Other states, like Texas, have been doing this for years at this point due to the realization that mental health professionals are needed and that many do not want to waste time working for agencies where they are being paid pennies and being subjected to burn out. Virginia is facing a shortage and people are not wanting to go into this field because of the low pay, lack of incentives, and the literal years it takes to get licensed. For those who are saying that one doesn't get into this field for money, please stop drinking the Kool Aid that you were given back in the day when you started.

We put in the hours and sacrifice, take on the burden of student loans, and sometimes have to work two jobs coming out of graduate school because we are looked at as cash cows and rarely paid what we are worth. Someone else in private practice is making money off of us.
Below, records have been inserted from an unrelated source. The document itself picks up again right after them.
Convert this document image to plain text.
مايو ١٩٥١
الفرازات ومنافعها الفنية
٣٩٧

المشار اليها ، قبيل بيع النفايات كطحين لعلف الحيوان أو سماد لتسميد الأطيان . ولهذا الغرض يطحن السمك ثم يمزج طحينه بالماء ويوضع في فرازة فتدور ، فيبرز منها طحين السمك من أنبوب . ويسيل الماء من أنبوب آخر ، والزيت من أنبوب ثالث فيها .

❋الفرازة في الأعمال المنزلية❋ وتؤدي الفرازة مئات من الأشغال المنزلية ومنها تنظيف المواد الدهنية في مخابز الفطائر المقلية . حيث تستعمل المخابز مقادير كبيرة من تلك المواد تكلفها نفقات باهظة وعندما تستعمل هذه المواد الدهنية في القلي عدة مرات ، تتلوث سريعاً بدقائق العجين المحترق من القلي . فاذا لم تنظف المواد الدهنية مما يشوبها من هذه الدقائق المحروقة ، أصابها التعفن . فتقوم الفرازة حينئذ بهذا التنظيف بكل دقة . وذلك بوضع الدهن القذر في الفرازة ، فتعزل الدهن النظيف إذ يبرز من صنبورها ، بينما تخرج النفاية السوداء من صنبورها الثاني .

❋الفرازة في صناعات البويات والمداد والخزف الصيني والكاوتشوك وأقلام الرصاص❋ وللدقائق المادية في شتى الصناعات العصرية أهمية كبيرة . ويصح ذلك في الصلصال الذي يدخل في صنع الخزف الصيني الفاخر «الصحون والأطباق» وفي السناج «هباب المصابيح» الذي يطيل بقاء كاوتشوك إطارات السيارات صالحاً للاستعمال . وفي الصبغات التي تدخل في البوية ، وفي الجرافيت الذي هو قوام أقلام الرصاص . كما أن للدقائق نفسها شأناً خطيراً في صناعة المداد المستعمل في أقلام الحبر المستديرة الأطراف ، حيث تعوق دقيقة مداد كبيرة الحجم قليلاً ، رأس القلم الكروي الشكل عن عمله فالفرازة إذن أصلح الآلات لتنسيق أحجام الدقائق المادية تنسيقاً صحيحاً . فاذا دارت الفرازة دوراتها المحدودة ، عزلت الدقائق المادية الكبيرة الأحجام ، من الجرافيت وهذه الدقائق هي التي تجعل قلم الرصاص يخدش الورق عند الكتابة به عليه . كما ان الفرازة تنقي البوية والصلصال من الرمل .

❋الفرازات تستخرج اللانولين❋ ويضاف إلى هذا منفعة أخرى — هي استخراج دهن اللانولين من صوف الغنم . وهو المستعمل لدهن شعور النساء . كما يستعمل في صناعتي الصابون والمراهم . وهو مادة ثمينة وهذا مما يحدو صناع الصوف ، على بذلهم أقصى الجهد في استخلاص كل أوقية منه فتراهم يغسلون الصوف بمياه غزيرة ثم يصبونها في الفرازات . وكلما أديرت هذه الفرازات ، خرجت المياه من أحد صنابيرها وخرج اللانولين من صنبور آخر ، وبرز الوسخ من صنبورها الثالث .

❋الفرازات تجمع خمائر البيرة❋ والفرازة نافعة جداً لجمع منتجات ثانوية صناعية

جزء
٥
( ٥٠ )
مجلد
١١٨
Some agency is using us to meet their quota and keep their funding. I've been working in the field for years (In home counseling, Case Management, QMHP A/C ) and I know that when I begin looking for employment, no one is going to pay me what I am worth in terms of experience and expertise because I will be "just a Resident". Being able to dictate our pay, being able to operate our own practice (with oversight from a qualified supervisor) will serve as incentive to keep those of us who still want to help people in this field while still being able maybe a salary we can live off of. It makes no sense as to why a resident would have to supplement their income via Uber or Instacart while trying to earn hours towards licensure. 

The Board needs to do a better job of supporting us now or deal with the consequences later.